На брезенте — живописный беспорядок: здесь и свежепросоленые огурчики, подсунутые мне заботливой Зоей Алексеевной, женой Сергея Михайловича, и пирожки с яблоками, которые я пекла вчера, и привезенная папой из Ленинграда охотничья колбаса, специально убереженная в холодильнике до заветного дня, и рыба, которую мы поймали третьего дня бреднем на Ягорбе.

 Садилось солнце. Над костром со свистом промчался напуганный чирок. Папа проводил его загоревшимся, алчным взглядом.

— Летай, летай, завтра начнешь оглядываться. Завтра — открытие сезона.

Где-то в камышах ухнул выстрел, второй.

— Вот тебе и завтра! — раздраженно сплюнул Иван Иванович. — Ночь переждать не могут! Жадность, что ли!

— Распущенность! — отрезал Сергей Михайлович. — Что говорить, развелось охотников больше, чем дичи. Без разбора, кто попало, плати деньги, получай билет и пали во что горазд.

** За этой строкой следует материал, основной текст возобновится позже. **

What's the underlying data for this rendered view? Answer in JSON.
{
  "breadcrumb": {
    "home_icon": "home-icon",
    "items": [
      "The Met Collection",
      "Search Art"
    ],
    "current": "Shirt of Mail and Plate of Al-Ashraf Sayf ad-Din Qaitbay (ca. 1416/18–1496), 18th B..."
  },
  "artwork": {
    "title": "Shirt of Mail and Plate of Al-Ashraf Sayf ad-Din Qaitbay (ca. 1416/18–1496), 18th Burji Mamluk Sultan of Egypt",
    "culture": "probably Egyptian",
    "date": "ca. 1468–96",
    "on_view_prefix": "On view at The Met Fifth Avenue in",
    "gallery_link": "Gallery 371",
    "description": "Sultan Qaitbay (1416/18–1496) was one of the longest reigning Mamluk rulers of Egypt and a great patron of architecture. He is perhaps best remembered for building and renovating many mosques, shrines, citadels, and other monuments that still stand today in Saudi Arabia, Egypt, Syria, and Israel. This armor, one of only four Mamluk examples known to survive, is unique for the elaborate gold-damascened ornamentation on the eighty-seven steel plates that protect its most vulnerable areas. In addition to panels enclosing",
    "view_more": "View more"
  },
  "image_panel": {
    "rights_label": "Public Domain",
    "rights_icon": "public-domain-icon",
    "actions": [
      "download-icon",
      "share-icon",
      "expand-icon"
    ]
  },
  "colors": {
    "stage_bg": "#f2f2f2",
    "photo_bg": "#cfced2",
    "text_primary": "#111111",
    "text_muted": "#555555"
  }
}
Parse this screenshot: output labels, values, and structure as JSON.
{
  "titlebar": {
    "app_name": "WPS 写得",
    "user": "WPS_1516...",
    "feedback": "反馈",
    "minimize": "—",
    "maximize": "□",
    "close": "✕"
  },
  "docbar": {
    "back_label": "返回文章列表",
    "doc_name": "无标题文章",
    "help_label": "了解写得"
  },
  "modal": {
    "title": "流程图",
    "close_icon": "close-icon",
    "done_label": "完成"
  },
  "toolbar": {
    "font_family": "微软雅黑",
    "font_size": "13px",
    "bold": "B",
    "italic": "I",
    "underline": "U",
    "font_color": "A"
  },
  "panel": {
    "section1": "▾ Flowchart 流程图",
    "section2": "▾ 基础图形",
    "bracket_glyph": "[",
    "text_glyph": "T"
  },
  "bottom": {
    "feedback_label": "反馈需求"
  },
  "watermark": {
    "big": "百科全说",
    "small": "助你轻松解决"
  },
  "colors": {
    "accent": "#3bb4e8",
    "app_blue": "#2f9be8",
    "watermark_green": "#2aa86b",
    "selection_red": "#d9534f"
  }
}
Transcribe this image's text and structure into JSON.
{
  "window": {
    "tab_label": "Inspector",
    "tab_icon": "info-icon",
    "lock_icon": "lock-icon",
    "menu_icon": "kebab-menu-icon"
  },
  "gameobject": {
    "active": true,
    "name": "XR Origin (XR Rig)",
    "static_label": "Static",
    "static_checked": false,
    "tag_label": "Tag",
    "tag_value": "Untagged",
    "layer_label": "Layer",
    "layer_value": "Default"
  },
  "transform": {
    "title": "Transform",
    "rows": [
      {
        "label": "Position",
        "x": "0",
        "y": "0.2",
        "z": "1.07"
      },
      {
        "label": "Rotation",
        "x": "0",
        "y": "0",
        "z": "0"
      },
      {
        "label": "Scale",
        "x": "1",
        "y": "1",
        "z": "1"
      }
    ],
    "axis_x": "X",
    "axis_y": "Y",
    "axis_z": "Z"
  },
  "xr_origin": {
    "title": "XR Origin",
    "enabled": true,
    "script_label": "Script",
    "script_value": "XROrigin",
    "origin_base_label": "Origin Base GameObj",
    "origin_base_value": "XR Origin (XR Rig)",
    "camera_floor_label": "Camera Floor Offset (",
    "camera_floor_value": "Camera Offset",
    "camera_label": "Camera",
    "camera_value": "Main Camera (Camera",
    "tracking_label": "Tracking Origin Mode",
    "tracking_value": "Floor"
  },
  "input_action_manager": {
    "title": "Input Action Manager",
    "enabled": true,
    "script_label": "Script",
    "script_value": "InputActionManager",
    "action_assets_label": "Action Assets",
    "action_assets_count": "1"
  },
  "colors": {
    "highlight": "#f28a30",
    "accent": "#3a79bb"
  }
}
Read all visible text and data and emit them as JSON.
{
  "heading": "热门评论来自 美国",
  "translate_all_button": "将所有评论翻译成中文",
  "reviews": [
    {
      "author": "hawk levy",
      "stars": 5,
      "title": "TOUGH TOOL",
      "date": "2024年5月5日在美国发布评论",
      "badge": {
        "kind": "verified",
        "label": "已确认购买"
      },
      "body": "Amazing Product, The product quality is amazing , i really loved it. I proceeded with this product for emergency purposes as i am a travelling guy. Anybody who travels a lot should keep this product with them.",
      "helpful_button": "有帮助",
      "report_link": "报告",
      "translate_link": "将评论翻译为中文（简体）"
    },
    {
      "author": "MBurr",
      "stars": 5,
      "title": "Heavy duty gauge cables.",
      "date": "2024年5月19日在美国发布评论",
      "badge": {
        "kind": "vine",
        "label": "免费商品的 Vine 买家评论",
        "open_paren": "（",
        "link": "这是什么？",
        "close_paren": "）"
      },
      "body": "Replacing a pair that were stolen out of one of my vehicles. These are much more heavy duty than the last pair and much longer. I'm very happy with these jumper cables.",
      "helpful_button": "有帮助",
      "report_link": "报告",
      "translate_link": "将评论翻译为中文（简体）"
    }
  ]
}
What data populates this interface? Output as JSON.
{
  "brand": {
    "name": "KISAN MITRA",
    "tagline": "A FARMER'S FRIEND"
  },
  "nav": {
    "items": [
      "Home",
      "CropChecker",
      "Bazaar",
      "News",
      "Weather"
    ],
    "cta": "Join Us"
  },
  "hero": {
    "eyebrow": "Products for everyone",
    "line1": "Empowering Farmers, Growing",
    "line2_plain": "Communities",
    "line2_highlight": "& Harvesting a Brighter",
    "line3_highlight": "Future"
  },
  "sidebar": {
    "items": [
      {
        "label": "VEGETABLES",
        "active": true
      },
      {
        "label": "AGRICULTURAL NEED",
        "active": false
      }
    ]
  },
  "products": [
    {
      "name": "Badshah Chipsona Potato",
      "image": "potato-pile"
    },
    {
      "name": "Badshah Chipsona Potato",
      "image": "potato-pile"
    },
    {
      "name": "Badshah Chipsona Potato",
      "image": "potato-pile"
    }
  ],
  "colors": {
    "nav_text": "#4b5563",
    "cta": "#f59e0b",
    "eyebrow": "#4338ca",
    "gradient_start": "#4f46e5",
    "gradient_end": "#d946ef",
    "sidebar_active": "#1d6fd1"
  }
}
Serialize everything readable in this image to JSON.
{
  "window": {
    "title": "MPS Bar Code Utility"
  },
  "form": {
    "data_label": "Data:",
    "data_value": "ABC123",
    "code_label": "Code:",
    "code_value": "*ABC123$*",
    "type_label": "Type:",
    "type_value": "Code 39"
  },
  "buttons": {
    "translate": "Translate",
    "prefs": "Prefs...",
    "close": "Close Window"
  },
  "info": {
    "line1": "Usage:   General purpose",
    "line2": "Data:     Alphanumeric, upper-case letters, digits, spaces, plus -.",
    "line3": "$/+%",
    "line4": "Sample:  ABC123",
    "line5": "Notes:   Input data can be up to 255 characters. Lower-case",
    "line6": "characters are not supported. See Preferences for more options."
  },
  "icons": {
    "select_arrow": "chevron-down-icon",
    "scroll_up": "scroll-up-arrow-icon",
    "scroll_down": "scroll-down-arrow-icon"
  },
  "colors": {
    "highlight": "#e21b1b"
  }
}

Над берегом промчались всполошенные кряквы. Иван Иванович торопливо выскреб из котелка остатки, вытряхнул собакам и поднялся. Его иссеченное морщинами лицо было сердито и решительно.

— Поеду! Ты как, Алешка, со мной?

— Конечно.

Я вскочила, схватила свою двадцатку. Папа одобрительно качнул головой:

— Что ж, валяйте. А мы тут чаек соорудим. Быстрее ворочайтесь.

Пока я возилась с мотором, пока плыли, над камышами прокатилось еще два выстрела. Я увидала, как на пунцовом поле заката закувыркалась и тяжело шлепнулась в камыш кряковая.

— Прилично бьет, подлец, — проворчал Иван Иванович. — Рули левее! Не видишь, что ли? Мель!

Я круто переложила руль, лодка покатилась влево; о борт зашуршал камыш.

Охотника мы нашли уже на берегу. Высокий, худощавый, с лобастым, нелюдимым лицом он подтаскивал лодку. За плечами болталось ружье, на траве лежала выброшенная из лодки сумка и три кряковых утки.

— Ну как, с полем? — хитро ухмыляясь, спросил Иван Иванович и, кряхтя, выбрался на берег.

Парень отчужденно посмотрел и нехотя кивнул:

— Да вот, утолок на жареху...

Иван Иванович подошел к нему, носком сапога потрогал уток. Я зацепила за сучок коряжины цепь и тоже подошла, присела над утками. Наши ружья остались в лодке, и это по-видимому успокоило настороженного парня. Он снисходительно ухмыльнулся.

— А вы что же, припоздали? Еще видно, стрелять на зарю в самый раз, да ко мне, вишь, дружок должен заявиться. Он под берег подался, там у него выводки знакомые.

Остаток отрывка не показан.